In the years after she was released from house arrest in 2010, princes, presidents and prime ministers welcomed Aung San Suu Kyi with open arms into their own opulent homes.
The feel-good factor of rubbing shoulders with someone who had dedicated much of her adult life to the pursuit of democracy was irresistible.
Then, the grandeur of the Peace Palace in The Hague – a marble-floored monument to global harmony – would have been comfortable surroundings for Myanmar’s Nobel Peace Prize winner. A native habitat, even.
But not now. There was no red carpet, welcoming committee or brass band.
Instead the light pouring through the stained glass of the Great Hall of Justice illuminated an often haunted-looking figure who had chosen to come and listen to descriptions of some of the most unimaginably gruesome acts. Acts said to have been committed in her country.

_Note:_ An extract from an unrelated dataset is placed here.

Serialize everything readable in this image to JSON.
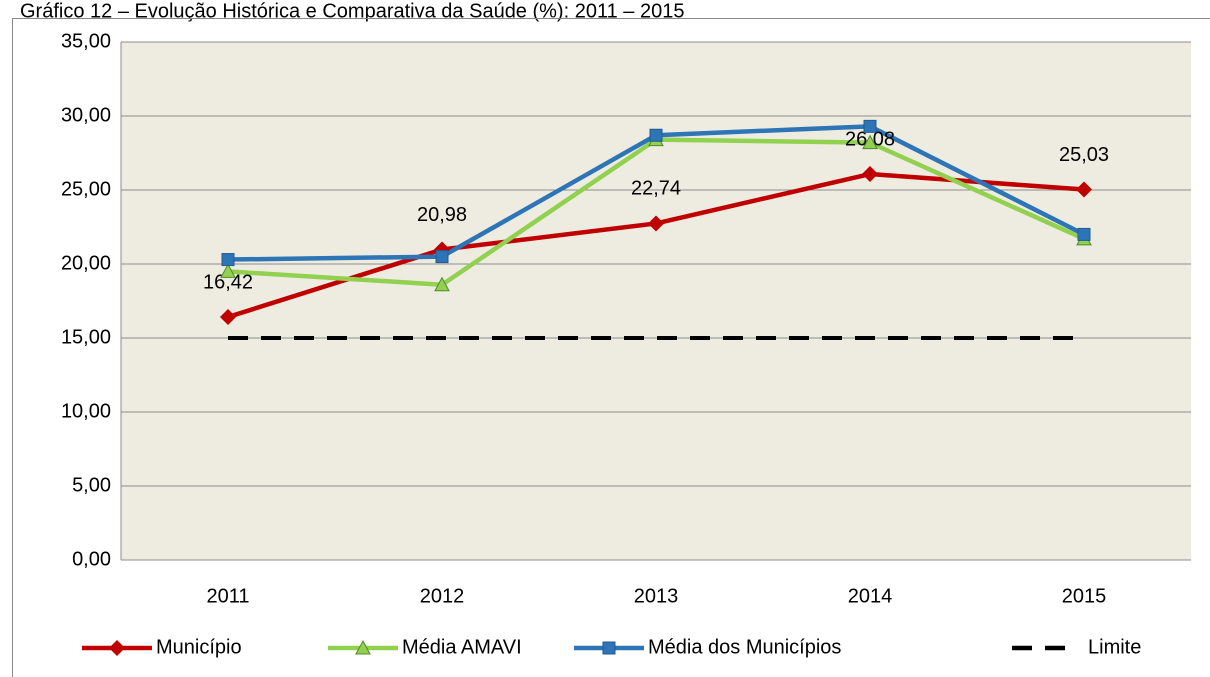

On her watch.
After two years on trial in the court of international public opinion, Aung San Suu Kyi was now trying to win over the 17 judges at the International Court of Justice (ICJ) – as she defended the same Myanmar military which had taken away her freedom for 15 years.
It was something she – and the rest of the world – surely never imagined would happen.
The cognitive dissonance of a faded beacon of universal human rights arguing against the horrific testimony of some of the 740,000 Rohingya Muslim refugees who had her fled her country pulsed through The Hague this week.
I realised that she was taking her seat in court 28 years to the day after she had accepted her Nobel prize, in absentia. It was a quirk of history that defined the slow-motion transformation of Aung San Suu Kyi’s global standing.
I will long remember certain images from this remarkable week.
There were the Rohingya survivors who’d travelled from the crushing bleakness of Cox’s Bazar – the largest refugee camp in the world – to be guests in the court.
Every morning, they arrived in the same type of sparkling executive transport as Ms Suu Kyi: afforded the same comfort as the leader of the country accused of trying to exterminate their people. For these three representatives of their stateless community, the scales of justice had finally levelled, if only for a few hours.
Then there was the face of Aung San Suu Kyi, possibly hearing for the first time in such brutal detail the crimes alleged to have been perpetrated by the Burmese Army in their clearance operation in Rakhine state in August 2017.
Such was the interest in Aung San Suu Kyi’s appearance, they had to open a second room to contain the international media. There were rueful shakes of the head, gentle intakes of breath as lawyers for The Gambia read out graphic accounts from Rohingya survivors: pregnant women beaten to death, mass rape, children thrown into fires.